Sunday, July 24, 2011

Our Earthly Cousins #2

More photos from my friend who takes excellent shots of our earthly cousins:

Bald eagle, Skagit Valley, WA
The bald eagle is the national bird and symbol of the United States of America. It nearly disappeared in the U.S. in the mid-20th century due in part to the thinning of egg shells attributed to human use of the pesticide DDT. It was also being illegally hunted. Plus, there was a widespread loss of suitable habitat. The use of DDT was banned in the wake of Rachel Carson's 1962 groundbreaking book Silent Spring, which energized the environmental movement, and the bald eagle was placed on the endangered species list and actively protected by new regulations. Its population has since rebounded. The bald eagle's recovery is testimony to the value of legally protecting threatened species at the federal level.

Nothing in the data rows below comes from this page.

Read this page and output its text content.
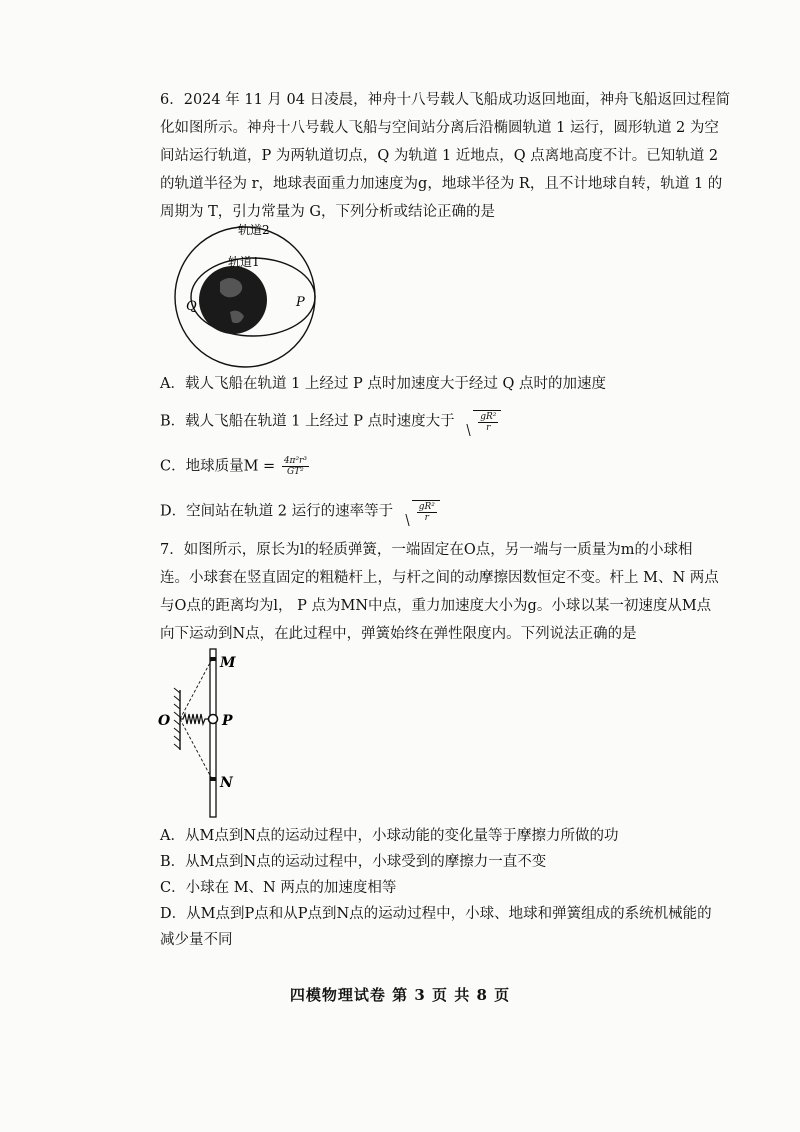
6．2024 年 11 月 04 日凌晨，神舟十八号载人飞船成功返回地面，神舟飞船返回过程简
化如图所示。神舟十八号载人飞船与空间站分离后沿椭圆轨道 1 运行，圆形轨道 2 为空
间站运行轨道，P 为两轨道切点，Q 为轨道 1 近地点，Q 点离地高度不计。已知轨道 2
的轨道半径为 r，地球表面重力加速度为g，地球半径为 R，且不计地球自转，轨道 1 的
周期为 T，引力常量为 G，下列分析或结论正确的是
轨道2
轨道1
Q	P
A．载人飞船在轨道 1 上经过 P 点时加速度大于经过 Q 点时的加速度
B．载人飞船在轨道 1 上经过 P 点时速度大于	$\frac{\text{gR²}}{r}$
C．地球质量$M = \frac{\text{4π²r³}}{\text{GT²}}$
D．空间站在轨道 2 运行的速率等于	$\frac{\text{gR²}}{r}$
7．如图所示，原长为l的轻质弹簧，一端固定在O点，另一端与一质量为m的小球相
连。小球套在竖直固定的粗糙杆上，与杆之间的动摩擦因数恒定不变。杆上 M、N 两点
与O点的距离均为l， P 点为MN中点，重力加速度大小为g。小球以某一初速度从M点
向下运动到N点，在此过程中，弹簧始终在弹性限度内。下列说法正确的是
M
O	P
N
A．从M点到N点的运动过程中，小球动能的变化量等于摩擦力所做的功
B．从M点到N点的运动过程中，小球受到的摩擦力一直不变
C．小球在 M、N 两点的加速度相等
D．从M点到P点和从P点到N点的运动过程中，小球、地球和弹簧组成的系统机械能的
减少量不同
四模物理试卷 第 3 页 共 8 页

Common grackle, Anacortes, WA
Common grackles are opportunistic birds that do well amid human populations. Often thought of as pests, they are actually marvelously beautiful birds in their form and plumage, and they are distinctive in that, like mockingbirds, they can mimic the sounds of other birds or even humans. They congregate in large groups, popularly referred to as a "plague."

In the U.S., they live everywhere east of the Rocky Mountains. In fact, they moved west with the pioneers as the primordial American forests were cleared to make land for farming. Grackles' natural predators are hawks or similar large birds of prey ... such as the bald eagle. To the extent that our activities have reduced concentrations of raptors, we are responsible for the large number of common grackles who turn right around and eat our crops.

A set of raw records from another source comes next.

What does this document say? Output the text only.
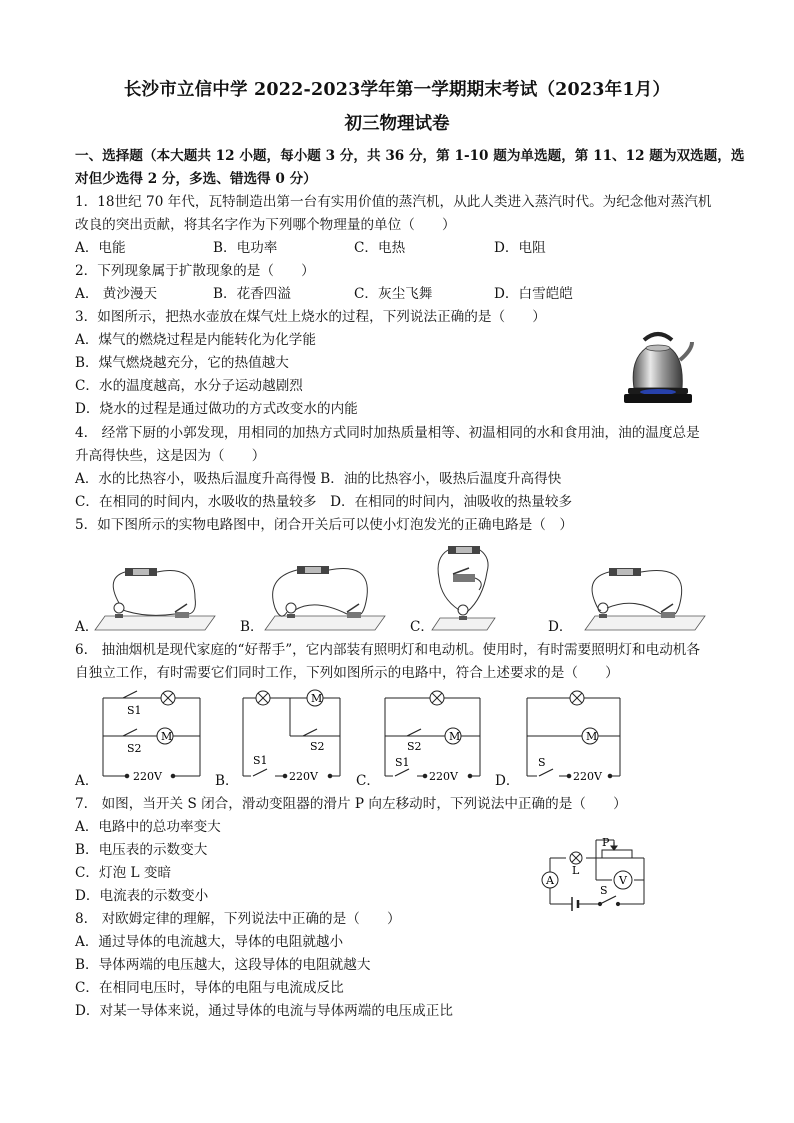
长沙市立信中学 2022-2023学年第一学期期末考试（2023年1月）
初三物理试卷
一、选择题（本大题共 12 小题，每小题 3 分，共 36 分，第 1-10 题为单选题，第 11、12 题为双选题，选
对但少选得 2 分，多选、错选得 0 分）
1．18世纪 70 年代，瓦特制造出第一台有实用价值的蒸汽机，从此人类进入蒸汽时代。为纪念他对蒸汽机
改良的突出贡献，将其名字作为下列哪个物理量的单位（　　）
A．电能	B．电功率	C．电热	D．电阻
2．下列现象属于扩散现象的是（　　）
A.　黄沙漫天	B．花香四溢	C．灰尘飞舞	D．白雪皑皑
3．如图所示，把热水壶放在煤气灶上烧水的过程，下列说法正确的是（　　）
A．煤气的燃烧过程是内能转化为化学能
B．煤气燃烧越充分，它的热值越大
C．水的温度越高，水分子运动越剧烈
D．烧水的过程是通过做功的方式改变水的内能
4.　经常下厨的小郭发现，用相同的加热方式同时加热质量相等、初温相同的水和食用油，油的温度总是
升高得快些，这是因为（　　）
A．水的比热容小，吸热后温度升高得慢 B．油的比热容小，吸热后温度升高得快
C．在相同的时间内，水吸收的热量较多　D．在相同的时间内，油吸收的热量较多
5．如下图所示的实物电路图中，闭合开关后可以使小灯泡发光的正确电路是（　）
A．	B．	C．	D．
6.　抽油烟机是现代家庭的“好帮手”，它内部装有照明灯和电动机。使用时，有时需要照明灯和电动机各
自独立工作，有时需要它们同时工作，下列如图所示的电路中，符合上述要求的是（　　）
M
S1
S2
220V
M
S1
S2
220V
M
S1
S2
220V
M
S
220V
A．	B．	C．	D．
7.　如图，当开关 S 闭合，滑动变阻器的滑片 P 向左移动时，下列说法中正确的是（　　）
A．电路中的总功率变大
B．电压表的示数变大
C．灯泡 L 变暗
D．电流表的示数变小
A
L
P
V
S
8.　对欧姆定律的理解，下列说法中正确的是（　　）
A．通过导体的电流越大，导体的电阻就越小
B．导体两端的电压越大，这段导体的电阻就越大
C．在相同电压时，导体的电阻与电流成反比
D．对某一导体来说，通过导体的电流与导体两端的电压成正比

Baby American robins, Ann Arbor, MI
American robins are beloved of Americans to roughly the same extent that common grackles are disliked. Robins are songbirds of the thrush family and, as migratory birds, are popularly called the "first sign of spring." Emily Dickinson wrote a poem, "I Dreaded That First Robin So," but most of us look forward to seeing robins return in the springtime — though, truth to be told, their annual southern migration for the winter removes them only from New England and the extreme north of the country. These baby robins hatched from distinctive eggs that give the name "robin's egg blue" to a particular color in the spectrum.

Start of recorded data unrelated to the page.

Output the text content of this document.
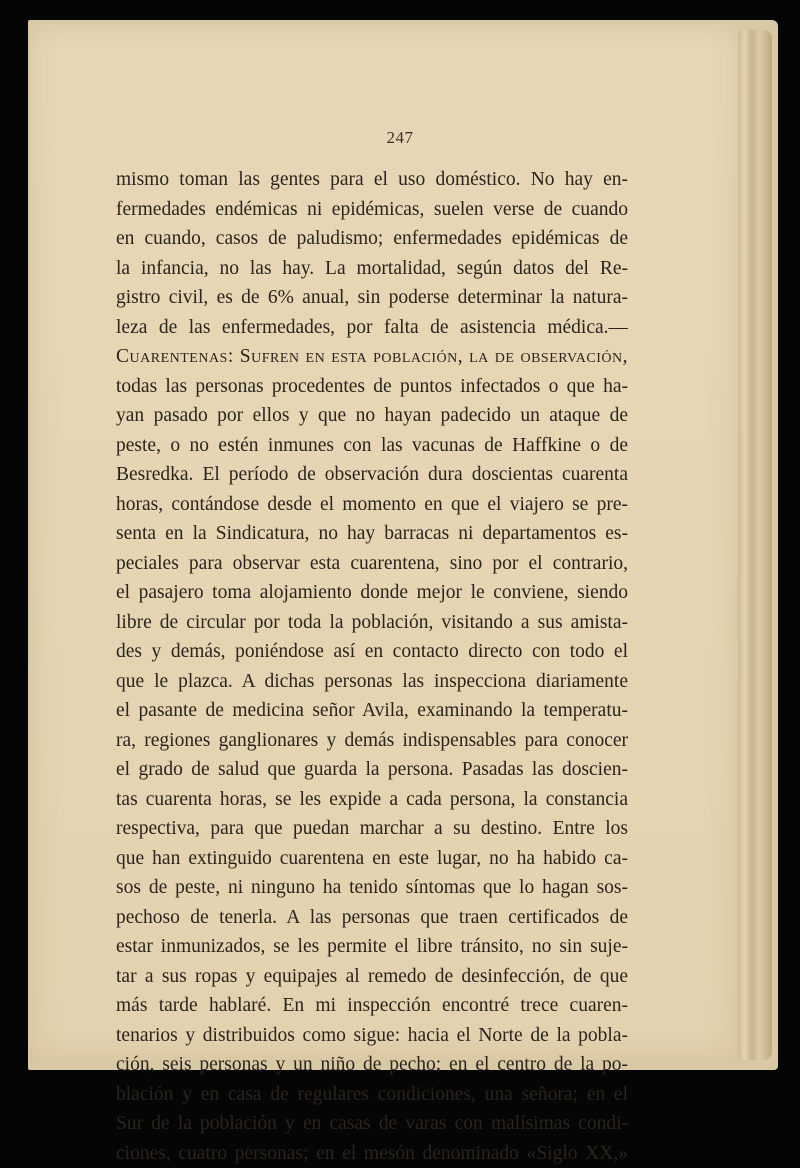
247
mismo toman las gentes para el uso doméstico. No hay en-
fermedades endémicas ni epidémicas, suelen verse de cuando
en cuando, casos de paludismo; enfermedades epidémicas de
la infancia, no las hay. La mortalidad, según datos del Re-
gistro civil, es de 6% anual, sin poderse determinar la natura-
leza de las enfermedades, por falta de asistencia médica.—
Cuarentenas: Sufren en esta población, la de observación,
todas las personas procedentes de puntos infectados o que ha-
yan pasado por ellos y que no hayan padecido un ataque de
peste, o no estén inmunes con las vacunas de Haffkine o de
Besredka. El período de observación dura doscientas cuarenta
horas, contándose desde el momento en que el viajero se pre-
senta en la Sindicatura, no hay barracas ni departamentos es-
peciales para observar esta cuarentena, sino por el contrario,
el pasajero toma alojamiento donde mejor le conviene, siendo
libre de circular por toda la población, visitando a sus amista-
des y demás, poniéndose así en contacto directo con todo el
que le plazca. A dichas personas las inspecciona diariamente
el pasante de medicina señor Avila, examinando la temperatu-
ra, regiones ganglionares y demás indispensables para conocer
el grado de salud que guarda la persona. Pasadas las doscien-
tas cuarenta horas, se les expide a cada persona, la constancia
respectiva, para que puedan marchar a su destino. Entre los
que han extinguido cuarentena en este lugar, no ha habido ca-
sos de peste, ni ninguno ha tenido síntomas que lo hagan sos-
pechoso de tenerla. A las personas que traen certificados de
estar inmunizados, se les permite el libre tránsito, no sin suje-
tar a sus ropas y equipajes al remedo de desinfección, de que
más tarde hablaré. En mi inspección encontré trece cuaren-
tenarios y distribuidos como sigue: hacia el Norte de la pobla-
ción, seis personas y un niño de pecho; en el centro de la po-
blación y en casa de regulares condiciones, una señora; en el
Sur de la población y en casas de varas con malísimas condi-
ciones, cuatro personas; en el mesón denominado «Siglo XX,»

Baby woodchucks, Ann Arbor, MI
Woodchucks are also called groundhogs, whistle pigs, and land beavers. Their closest rodent relatives are the group of ground squirrels known as marmots. Groundhogs can be found everywhere in the eastern half of the U.S. except for the deep south, and all through Canada.

The groundhog prefers open country and the edges of woodland. Since the clearing of forests by the pioneers provided it with much suitable habitat, the groundhog population is probably higher now than it was before the arrival of European settlers in North America. Common predators for groundhogs include wolves, coyotes, foxes, bobcats, bears, large hawks, owls, and dogs. Most of those groups have had their populations diminished by human activity, so the groundhogs have flourished. We humans like to hunt them, but we don't take them in sufficient quantities to constrain their numbers.

White-tailed deer, Ann Arbor, MI

White-tailed deer, Ann Arbor, MI


White-tailed deer, a.k.a. Virginia deer, inhabit virtually all of the continental U.S., along with much of Canada. They are found in Mexico, Central America, and northern South America. In the U.S., the species is the state animal of Arkansas, Illinois, Mississippi, New Hampshire, Ohio, Pennsylvania, Michigan, and South Carolina as well as the provincial animal of Saskatchewan. They are magnificent creatures, but there are far too many of them today.

A century ago, commercial exploitation, unregulated hunting, and poor land-use practices, including deforestation, severely depressed deer populations in much of their range. By about 1930, the U.S. population was thought to number only about 300,000. After an outcry by hunters and other conservation ecologists, commercial exploitation of deer became illegal and conservation programs along with regulated hunting were introduced. Recent estimates put the deer population in the United States at around 30 million — 100 times their 1930 numbers! Conservation practices have proved so successful that, in parts of their range, white-tailed deer populations currently far exceed their carrying capacity and the animal may be considered a nuisance. They are indeed a nuisance where I live, as they eat everyone's gardens.

Gray wolves, cougars, American alligators, and (in the tropics) jaguars are effective natural predators of adult deer. Bobcats, lynxes, bears, and packs of coyotes prey on deer fawns. Human activities have removed many of the deer's natural predators, and deer populations have grown too large.